Я часто сиживал рядом с ней, — когда она устраивалась возле кухонного окна на облупленный белый табурет, упиралась локтями в недоразвитый подоконник, на который не то что цветочный горшок — спичечный коробок поставить было нельзя, и прилипала щекой к холодному стеклу. Я тогда садился поодаль, за белый стол и смотрел на неё, на своё творение.
Что сказать? — красоты особой в ней не было, это приходится признать: довольно безцветное лицо — длинное, с тяжеловатым подбородком, глубоко сидящими глазками-щёлочками и невидимыми бровями. Изжёлта-белые волосы… Что там ещё? Нос — вот удивительно: обыкновенный, прямой, небольшой носик, — каким образом, спрашивается, он к старости разросся в этот, столь памятный мне с детства горбыль? Не понятно. Фигура? Нет никакой фигуры. Вроде всё на месте — и ничего нет: всё как-то смазано, туманно, невыразительно. Такой казалась мне сорокалетняя, идущая к тридцати годам Петровна, когда она сидела на кухне, уныло впялившись в окно. Но стоило было ей пошевелиться, и ослепительный огонь возвращённой молодости вспыхивал в каждой её чёрточке, и тогда я не мог оторвать от неё восхищённого взгляда. Особо хочу подчеркнуть: восхищение моё было чисто отцовским — смотреть на неё как на женщину казалось мне диким, нечеловеческим извращением.
Мы с ней разговаривали, — а как же? Непременно: о здоровье, о погоде, о бабе Лене, о моём студенчестве, об университете.
Как-то она решила рассказать о себе. Был вечер. Она сидела у себя в тёмной комнате, сидела с ногами на диване, по-старушечьи подперев голову ладонью и говорила медленно, всё ещё с трудом справляясь с молодыми, глубокими переливами своего низкого голоса:
— Батюшка мой суров был… Священник… Протопоп… В Ильинском храме служил… Не здесь, не у вас, а там, далеко…
— Где же?
— В городе Волкове.
Где такой? Знать не знаю. Но переспрашивать не стал.
— Большой-большой был храм. Ещё от города вёрст десять полями, а он уж весь виден, как игрушечка. Тёмный такой, купола синие… Батюшку туда выслали из Ленинграда. Сажать не стали, а так — убрали подальше.
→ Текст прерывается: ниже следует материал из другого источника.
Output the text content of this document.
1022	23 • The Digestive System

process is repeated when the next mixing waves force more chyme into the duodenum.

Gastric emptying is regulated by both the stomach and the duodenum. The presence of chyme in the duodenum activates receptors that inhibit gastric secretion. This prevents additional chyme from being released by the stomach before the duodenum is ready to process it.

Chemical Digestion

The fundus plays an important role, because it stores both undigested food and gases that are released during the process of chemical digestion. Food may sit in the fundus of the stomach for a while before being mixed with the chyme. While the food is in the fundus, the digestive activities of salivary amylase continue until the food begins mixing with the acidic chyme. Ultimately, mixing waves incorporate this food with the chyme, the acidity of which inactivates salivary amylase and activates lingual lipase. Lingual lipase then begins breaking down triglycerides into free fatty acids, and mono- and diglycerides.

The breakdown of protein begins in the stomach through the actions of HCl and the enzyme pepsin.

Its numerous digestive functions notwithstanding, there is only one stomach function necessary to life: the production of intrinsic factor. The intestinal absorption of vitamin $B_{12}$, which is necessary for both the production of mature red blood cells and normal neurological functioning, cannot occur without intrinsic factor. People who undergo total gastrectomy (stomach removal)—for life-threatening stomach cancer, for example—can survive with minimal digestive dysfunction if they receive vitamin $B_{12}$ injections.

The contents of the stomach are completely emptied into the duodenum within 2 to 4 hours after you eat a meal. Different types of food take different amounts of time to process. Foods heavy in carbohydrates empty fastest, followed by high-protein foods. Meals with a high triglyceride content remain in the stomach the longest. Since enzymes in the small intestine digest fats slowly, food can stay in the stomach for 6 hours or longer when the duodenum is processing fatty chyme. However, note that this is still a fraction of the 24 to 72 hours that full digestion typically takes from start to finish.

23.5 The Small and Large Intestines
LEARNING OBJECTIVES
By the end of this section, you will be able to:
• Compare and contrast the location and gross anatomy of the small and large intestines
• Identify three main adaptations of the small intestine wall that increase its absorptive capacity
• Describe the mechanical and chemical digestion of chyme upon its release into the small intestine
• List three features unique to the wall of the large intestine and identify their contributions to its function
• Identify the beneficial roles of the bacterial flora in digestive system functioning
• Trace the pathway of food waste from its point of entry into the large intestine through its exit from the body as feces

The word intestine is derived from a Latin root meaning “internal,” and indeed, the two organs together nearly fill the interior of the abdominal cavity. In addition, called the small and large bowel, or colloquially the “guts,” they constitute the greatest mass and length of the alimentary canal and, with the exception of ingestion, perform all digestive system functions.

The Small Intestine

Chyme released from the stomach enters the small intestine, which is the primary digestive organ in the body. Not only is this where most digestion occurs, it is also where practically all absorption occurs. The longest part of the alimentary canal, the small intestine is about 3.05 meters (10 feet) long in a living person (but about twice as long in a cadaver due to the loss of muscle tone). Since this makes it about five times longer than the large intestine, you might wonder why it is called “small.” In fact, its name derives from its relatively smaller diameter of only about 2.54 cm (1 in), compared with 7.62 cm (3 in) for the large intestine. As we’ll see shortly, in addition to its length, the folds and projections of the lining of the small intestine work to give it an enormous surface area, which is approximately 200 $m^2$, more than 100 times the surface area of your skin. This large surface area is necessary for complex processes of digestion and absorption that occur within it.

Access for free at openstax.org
Ну, матушка померла… А потому что климат ей не подходил, и огорчалась она сильно за батюшку. И мы вдвоём с ним стали. Из школы меня выгнали: «Зачем поповна с нами учиться? Как бы она сама наших детей чему не научила…» И батюшка тогда учить меня взялся. Говорит: «Оно, кончено, никакая учёба тебе ни к чему: в университет тебя всё равно никто не пустит; а всё-таки неучей я в своём доме не потерплю!» И учил меня… Геометрии… Химии… Строго учил… Уж если что-то забудешь, так пощады не жди.